Not exactly. Yes, he’s a capable, intelligent and (somewhat) responsible young man. He drives and makes decisions and can even vote or join the army if he wants to. But is he ready? I remember asking the same question when I left him at preschool a blink of an eye ago. He cried and cried for me, and I was sure I was doing him irreparable harm by leaving. It’s funny, because my heart hurts in the same way now. Except he isn’t crying anymore. He’s on Facebook meeting incoming classmates and looking for a roommate. So, he probably is ready. But am I?
Parenting seems to be the most selfless profession out there. After you’ve done all you can to love, nurture and raise this tiny little person, you need to let them go. As a child, my son believed everything I told him. Now, he forms his own opinions, and he is influenced by a myriad of voices over which I have no control. Our children aren’t mini-clones or younger versions of ourselves. They actually have their own unique identity. They will think and believe and do what they decide, and we are now on the sidelines, watching. We silently cheer them on and pray constantly that they will have victory. We are most definitely now on the bleachers watching their game of life, rather than next to them in the huddle.

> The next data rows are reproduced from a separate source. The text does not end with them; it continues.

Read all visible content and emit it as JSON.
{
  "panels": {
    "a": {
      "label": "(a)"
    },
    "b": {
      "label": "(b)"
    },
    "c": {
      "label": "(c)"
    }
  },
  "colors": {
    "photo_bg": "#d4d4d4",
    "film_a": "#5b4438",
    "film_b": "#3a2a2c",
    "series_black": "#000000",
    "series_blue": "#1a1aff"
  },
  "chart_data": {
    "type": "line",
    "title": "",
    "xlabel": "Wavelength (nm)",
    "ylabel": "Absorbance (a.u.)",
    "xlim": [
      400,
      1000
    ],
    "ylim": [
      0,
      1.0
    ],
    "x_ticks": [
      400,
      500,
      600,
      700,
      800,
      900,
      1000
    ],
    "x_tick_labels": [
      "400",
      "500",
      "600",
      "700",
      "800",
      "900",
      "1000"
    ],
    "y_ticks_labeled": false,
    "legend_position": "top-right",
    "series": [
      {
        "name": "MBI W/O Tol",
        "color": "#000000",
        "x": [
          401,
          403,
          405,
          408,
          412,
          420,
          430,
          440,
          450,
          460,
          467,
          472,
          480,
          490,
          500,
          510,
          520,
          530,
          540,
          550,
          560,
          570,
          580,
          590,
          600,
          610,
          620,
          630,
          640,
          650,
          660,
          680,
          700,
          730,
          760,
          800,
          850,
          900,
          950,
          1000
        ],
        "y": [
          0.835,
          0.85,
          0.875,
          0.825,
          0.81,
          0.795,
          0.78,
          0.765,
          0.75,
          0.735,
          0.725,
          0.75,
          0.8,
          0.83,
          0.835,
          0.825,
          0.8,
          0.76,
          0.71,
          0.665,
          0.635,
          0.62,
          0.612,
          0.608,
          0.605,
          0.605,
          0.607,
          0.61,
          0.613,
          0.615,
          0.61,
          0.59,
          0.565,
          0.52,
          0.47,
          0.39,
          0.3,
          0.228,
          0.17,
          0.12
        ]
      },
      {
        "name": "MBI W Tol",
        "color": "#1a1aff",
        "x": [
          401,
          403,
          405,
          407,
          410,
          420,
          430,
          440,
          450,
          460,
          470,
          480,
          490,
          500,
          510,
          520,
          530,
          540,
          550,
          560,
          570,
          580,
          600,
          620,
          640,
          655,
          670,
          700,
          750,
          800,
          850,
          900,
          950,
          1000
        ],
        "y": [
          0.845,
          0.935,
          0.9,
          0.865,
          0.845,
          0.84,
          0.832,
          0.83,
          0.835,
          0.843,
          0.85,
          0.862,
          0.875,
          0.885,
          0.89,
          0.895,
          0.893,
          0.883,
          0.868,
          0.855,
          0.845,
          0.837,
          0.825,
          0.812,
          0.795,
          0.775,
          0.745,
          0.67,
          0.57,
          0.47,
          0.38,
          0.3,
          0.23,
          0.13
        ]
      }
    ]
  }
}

As I prepare to release my son into the world, I will shop for all the things he needs for his new “home.” I will buy fluffy towels and warm blankets, plenty of Command hooks and microwave popcorn. He will leave packed up with all the essentials, including 18 years worth of unconditional love. I will watch with wonder, excitement, and a fair amount of sadness, as he leaves us behind and begins his life. He has a story to write, and he will write it his own way, on his own terms. I will always be a part of that story, but just one part, the one loving him from afar and praying that God protect him and put good, loving people in his life. And I suspect, for a few years at least, I’ll be the one helping to pack and organize him at Bed Bath and Beyond.